A iniciativa de Ramon

Com o rosto quase colado no espelho do banheiro, Ramon corta as pontas dos pelos que saem de suas narinas com uma tesourinha curva para bebês. Depois conta os fios brancos da sua barba de seis dias, só para passar o tempo, cansado de não ter nada para fazer: ...dez, onze, doze, treze..., até que vê uma cicatriz na têmpora esquerda, bem pertinho do olho, e se lembra, com detalhes, de como a conseguiu.

Ia de ônibus a Belo Horizonte para desistir de um curso de Direito que iniciara havia um ano. Tinha escolhido Direito por recomendação de seus pais, dos amigos de seus pais e de outras pessoas conhecidas de seus pais que, juntos, faziam parte de uma elite deslumbrada que não enxergava um palmo diante do nariz. Mas isso não vem ao caso.

O que interessa é que Ramon tinha 19 anos, ia à capital de ônibus para desistir de um curso e, de repente, ouviu uma mulher gritar: Vagabunda!
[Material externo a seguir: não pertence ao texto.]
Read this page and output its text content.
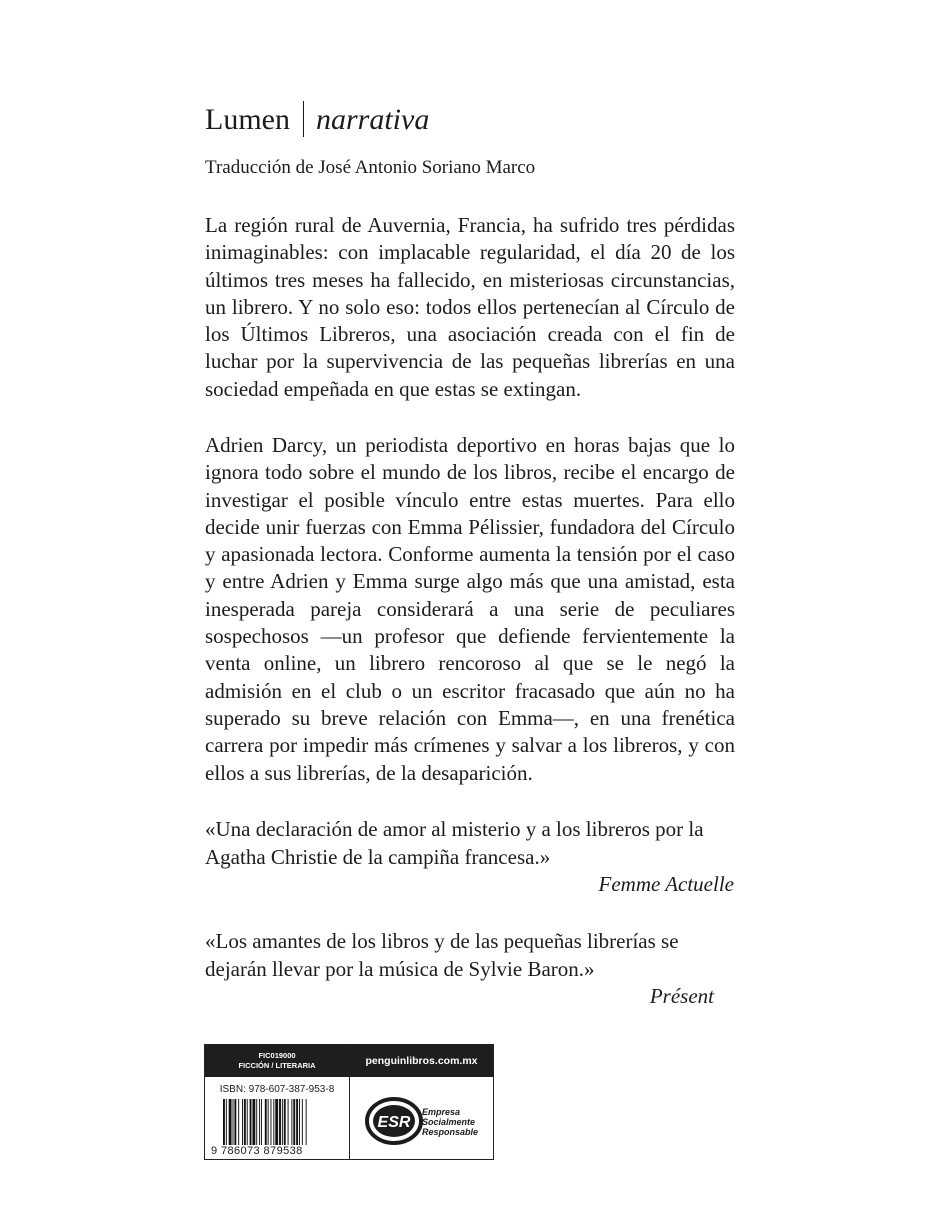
Lumen narrativa
Traducción de José Antonio Soriano Marco

La región rural de Auvernia, Francia, ha sufrido tres pérdidas inimaginables: con implacable regularidad, el día 20 de los últimos tres meses ha fallecido, en misteriosas circunstancias, un librero. Y no solo eso: todos ellos pertenecían al Círculo de los Últimos Libreros, una asociación creada con el fin de luchar por la supervivencia de las pequeñas librerías en una sociedad empeñada en que estas se extingan.

Adrien Darcy, un periodista deportivo en horas bajas que lo ignora todo sobre el mundo de los libros, recibe el encargo de investigar el posible vínculo entre estas muertes. Para ello decide unir fuerzas con Emma Pélissier, fundadora del Círculo y apasionada lectora. Conforme aumenta la tensión por el caso y entre Adrien y Emma surge algo más que una amistad, esta inesperada pareja considerará a una serie de peculiares sospechosos —un profesor que defiende fervientemente la venta online, un librero rencoroso al que se le negó la admisión en el club o un escritor fracasado que aún no ha superado su breve relación con Emma—, en una frenética carrera por impedir más crímenes y salvar a los libreros, y con ellos a sus librerías, de la desaparición.

«Una declaración de amor al misterio y a los libreros por la Agatha Christie de la campiña francesa.»

Femme Actuelle

«Los amantes de los libros y de las pequeñas librerías se dejarán llevar por la música de Sylvie Baron.»

Présent
FIC019000
FICCIÓN / LITERARIA
ISBN: 978-607-387-953-8
9 786073 879538
penguinlibros.com.mx
ESR
Empresa
Socialmente
Responsable
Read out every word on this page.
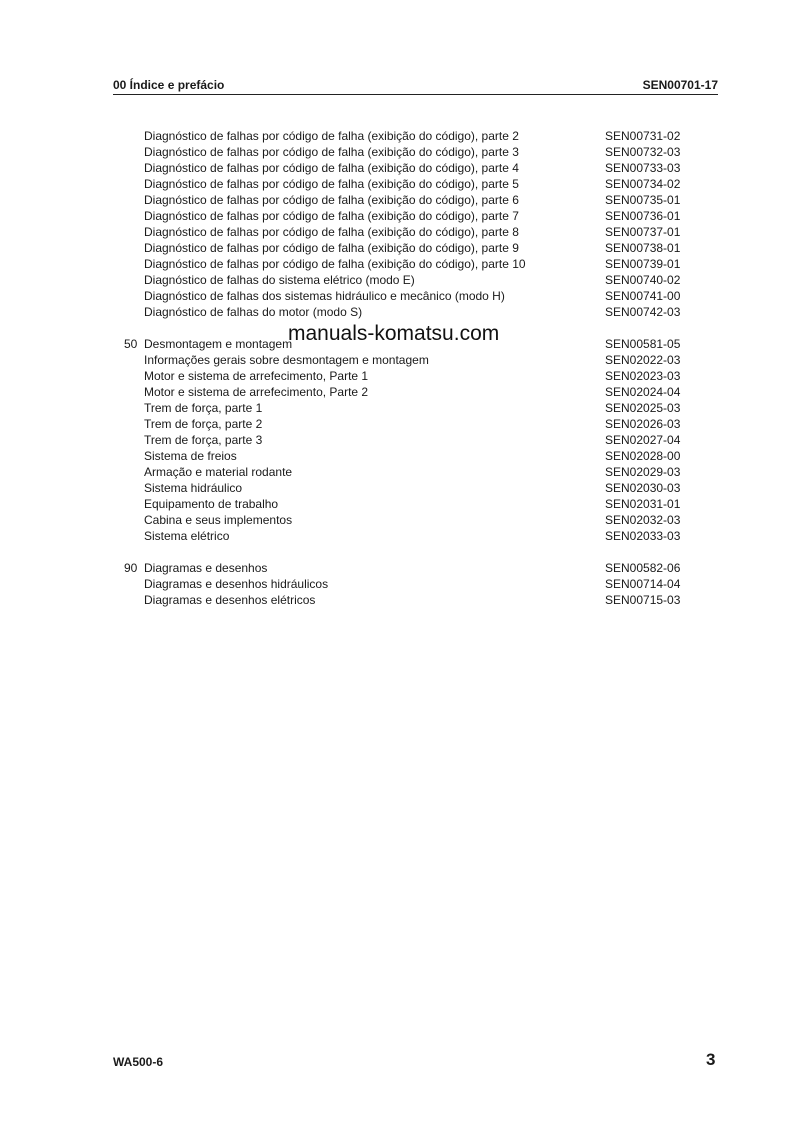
00 Índice e prefácio	SEN00701-17
Diagnóstico de falhas por código de falha (exibição do código), parte 2	SEN00731-02
Diagnóstico de falhas por código de falha (exibição do código), parte 3	SEN00732-03
Diagnóstico de falhas por código de falha (exibição do código), parte 4	SEN00733-03
Diagnóstico de falhas por código de falha (exibição do código), parte 5	SEN00734-02
Diagnóstico de falhas por código de falha (exibição do código), parte 6	SEN00735-01
Diagnóstico de falhas por código de falha (exibição do código), parte 7	SEN00736-01
Diagnóstico de falhas por código de falha (exibição do código), parte 8	SEN00737-01
Diagnóstico de falhas por código de falha (exibição do código), parte 9	SEN00738-01
Diagnóstico de falhas por código de falha (exibição do código), parte 10	SEN00739-01
Diagnóstico de falhas do sistema elétrico (modo E)	SEN00740-02
Diagnóstico de falhas dos sistemas hidráulico e mecânico (modo H)	SEN00741-00
Diagnóstico de falhas do motor (modo S)	SEN00742-03
50 Desmontagem e montagem	SEN00581-05
Informações gerais sobre desmontagem e montagem	SEN02022-03
Motor e sistema de arrefecimento, Parte 1	SEN02023-03
Motor e sistema de arrefecimento, Parte 2	SEN02024-04
Trem de força, parte 1	SEN02025-03
Trem de força, parte 2	SEN02026-03
Trem de força, parte 3	SEN02027-04
Sistema de freios	SEN02028-00
Armação e material rodante	SEN02029-03
Sistema hidráulico	SEN02030-03
Equipamento de trabalho	SEN02031-01
Cabina e seus implementos	SEN02032-03
Sistema elétrico	SEN02033-03
90 Diagramas e desenhos	SEN00582-06
Diagramas e desenhos hidráulicos	SEN00714-04
Diagramas e desenhos elétricos	SEN00715-03
manuals-komatsu.com
WA500-6	3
Olhou para trás e viu uma passageira se levantar e avançar sobre a trocadora, que seguia pelo corredor, desesperada. A trocadora era miúda, mirrada; a outra, um armário, e gritava como um caminhoneiro obeso faminto numa briga de trânsito. Aos gritos de vou te pegar, sua puta, alcançou a trocadora bem ao lado da poltrona de Ramon e começou a espancá-la no pescoço e nas costas com uma mão, enquanto a puxava pelos cabelos com a outra, com arrancos tão violentos que mechas de cabelo começaram a cair no chão e sobre o colo de Ramon. Vagabunda, puta e vadia eram os insultos mais suaves que saíam da sua boca.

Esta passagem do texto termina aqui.